What Steps Should Be Taken in order to Improve MPI?

  • Adjustment for Income Variability: Given the substantial decrease in State per capita income causing a surge in MPI, consider implementing mechanisms to account for income fluctuations.
    • This may involve incorporating smoothing techniques or introducing a lagged income variable to capture economic effects over time.
  • Dynamic Impact of Urban-Rural Migration: Recognize the dynamic impact of factors on urban locations, particularly in light of the reverse migration during the COVID-19 pandemic.
    • Develop models that reflect changing patterns of rural-urban migration and its influence on living conditions and MPI.
  • Focus on Education Expenditure: Emphasize expenditure on education, as both healthcare and education spending are linked to lower MPI.
    • Notably, the elasticity of education is higher, suggesting that a 1% increase in education reduces MPI more than a comparable increase in healthcare.
    • Given the reported decline in state-level educational expenditure, a rise in MPI is likely.
  • Mitigate the Impact of MPs with Criminal Cases: Recognize and address the correlation between the share of Members of Parliament with criminal cases and higher MPI.
    • Explore strategies such as policy initiatives to curb corruption, enhance transparency, and address challenges posed by criminal elements within legislative bodies.
    • Studies indicate that when the share of MPs with criminal cases exceeds 20%, the MPI tends to be higher.
  • Sensitivity Analysis: Conduct sensitivity analyses to test the robustness of the MPI model.
    • This involves varying key parameters to understand how changes in inputs impact results, providing insights into the stability and reliability of MPI calculations.
  • Policy Recommendations: Utilize findings to inform policy recommendations targeting identified drivers of poverty.
    • Advocate for policies promoting income stability, targeted investments in education and healthcare, and measures to combat corruption and criminality within legislative bodies.

Conclusion

Enhancing the Multidimensional Poverty Index (MPI) requires proactive measures.
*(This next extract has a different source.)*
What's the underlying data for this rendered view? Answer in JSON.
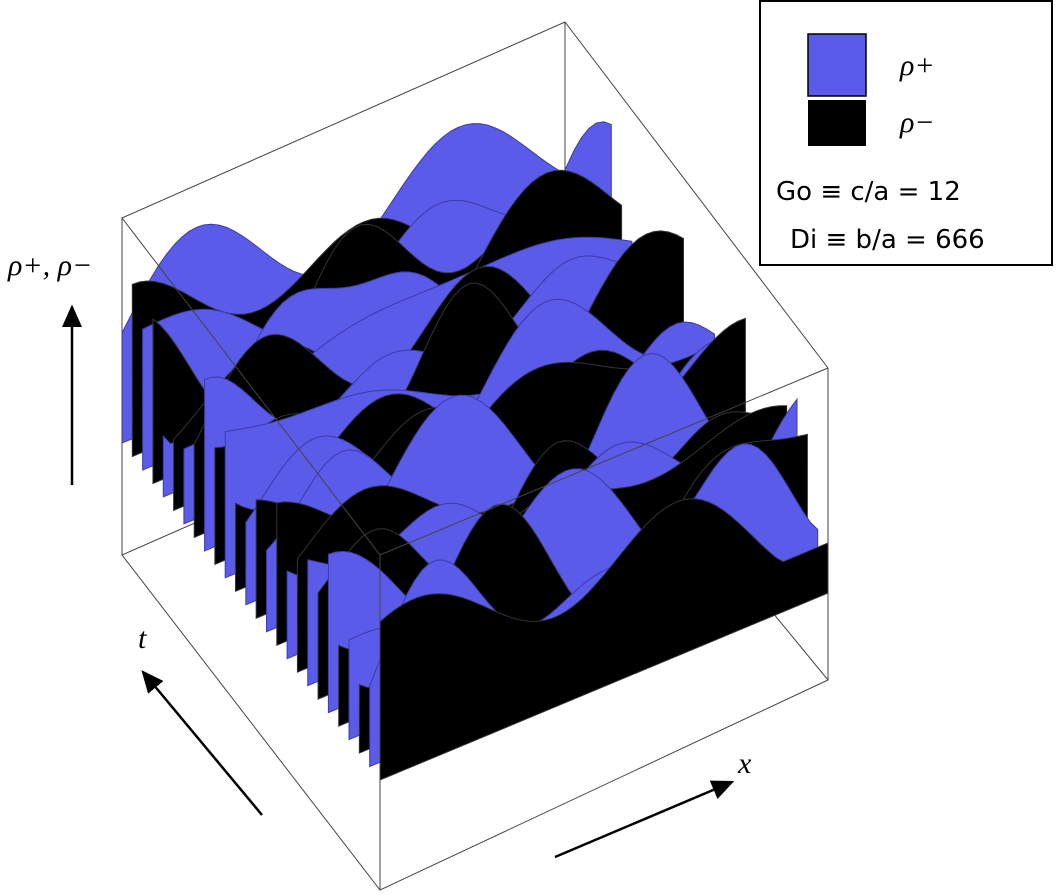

Addressing income variability, acknowledging dynamic urban-rural migration impacts, and prioritizing education expenditure is pivotal. Additionally, mitigating the influence of MPs with criminal cases and conducting sensitivity analyses for robustness are essential steps. Ultimately, informed policy recommendations should focus on promoting income stability, targeted investments in education and healthcare, and tackling corruption to advance holistic poverty reduction strategies.